Some national authorities have also introduced flexible approaches, such as covering multiple clinical trial phases under a single GMO application or applying streamlined procedures for several trials using the same product. These opportunities should be explored proactively to optimise regulatory efficiency and harmonisation across jurisdictions.
The Case for Expert-Led GMO Strategy
Given the complexity above — fragmented competent authorities, country-specific directive selection, variable ERA scope, site-level readiness requirements, and divergent timelines — the value of early expert input is not rhetorical.
An experienced GMO regulatory strategist brings:
• Jurisdiction mapping: knowing which authority governs CU versus DR in each target country, and what their current procedural expectations are
• Dossier calibration: structuring technical files to the correct directive from the outset, avoiding rework that costs months
• Site assessment: Identify which proposed clinical sites already conduct GMO clinical trials and which require additional qualification steps.

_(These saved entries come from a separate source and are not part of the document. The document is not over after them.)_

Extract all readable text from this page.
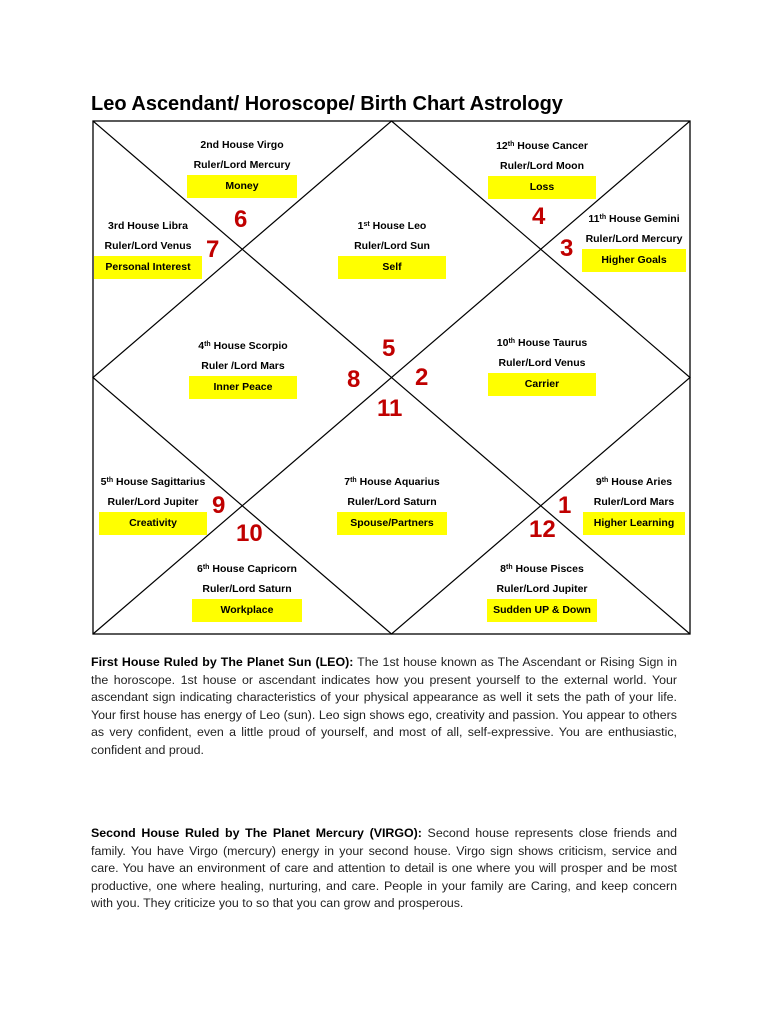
Leo Ascendant/ Horoscope/ Birth Chart Astrology
1st House Leo
Ruler/Lord Sun
Self
2nd House Virgo
Ruler/Lord Mercury
Money
3rd House Libra
Ruler/Lord Venus
Personal Interest
4th House Scorpio
Ruler /Lord Mars
Inner Peace
5th House Sagittarius
Ruler/Lord Jupiter
Creativity
6th House Capricorn
Ruler/Lord Saturn
Workplace
7th House Aquarius
Ruler/Lord Saturn
Spouse/Partners
8th House Pisces
Ruler/Lord Jupiter
Sudden UP & Down
9th House Aries
Ruler/Lord Mars
Higher Learning
10th House Taurus
Ruler/Lord Venus
Carrier
11th House Gemini
Ruler/Lord Mercury
Higher Goals
12th House Cancer
Ruler/Lord Moon
Loss
5
6
7
8
9
10
11
12
1
2
3
4
First House Ruled by The Planet Sun (LEO): The 1st house known as The Ascendant or Rising Sign in the horoscope. 1st house or ascendant indicates how you present yourself to the external world. Your ascendant sign indicating characteristics of your physical appearance as well it sets the path of your life. Your first house has energy of Leo (sun). Leo sign shows ego, creativity and passion. You appear to others as very confident, even a little proud of yourself, and most of all, self-expressive. You are enthusiastic, confident and proud.
Second House Ruled by The Planet Mercury (VIRGO): Second house represents close friends and family. You have Virgo (mercury) energy in your second house. Virgo sign shows criticism, service and care. You have an environment of care and attention to detail is one where you will prosper and be most productive, one where healing, nurturing, and care. People in your family are Caring, and keep concern with you. They criticize you to so that you can grow and prosperous.
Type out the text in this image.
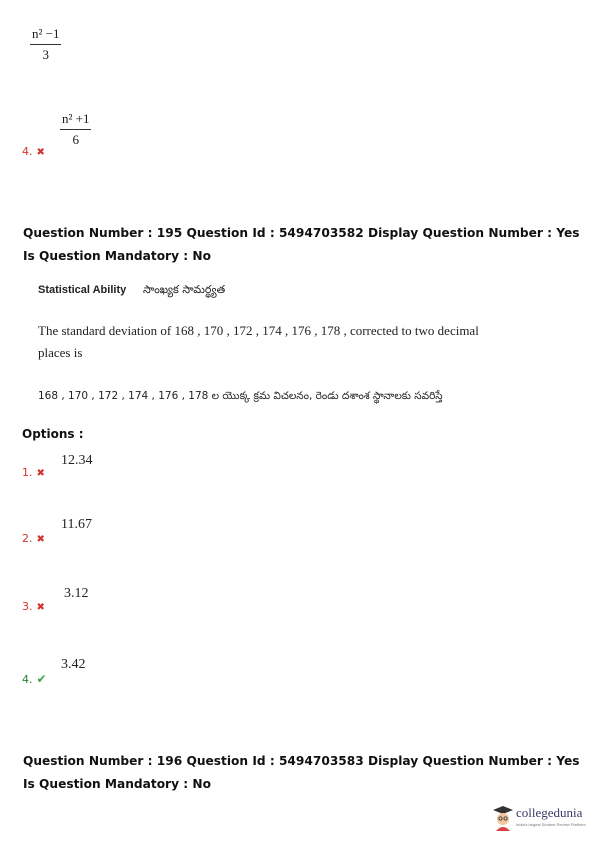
$\frac{\text{n² −1}}{3}$
$\frac{\text{n² +1}}{6}$
4. ✖
Question Number : 195 Question Id : 5494703582 Display Question Number : Yes Is Question Mandatory : No
Statistical Ability సాంఖ్యక సామర్థ్యత
The standard deviation of 168 , 170 , 172 , 174 , 176 , 178 , corrected to two decimal
places is
168 , 170 , 172 , 174 , 176 , 178 ల యొక్క క్రమ విచలనం, రెండు దశాంశ స్థానాలకు సవరిస్తే
Options :
12.34
1. ✖
11.67
2. ✖
3.12
3. ✖
3.42
4. ✔
Question Number : 196 Question Id : 5494703583 Display Question Number : Yes Is Question Mandatory : No
collegedunia
India's largest Student Review Platform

• Timeline compression: sequencing submissions to run in parallel where possible, and identifying countries where streamlined or consolidated applications are accepted
• Risk anticipation: flagging country-specific interdependencies before they become programme-level delays
The difference between a reactive GMO strategy and a proactive one is not marginal. For programmes targeting multiple EU countries, it can mean the difference between a 3-month bottleneck and a 12-month one — with direct consequences for patients waiting on access to these therapies.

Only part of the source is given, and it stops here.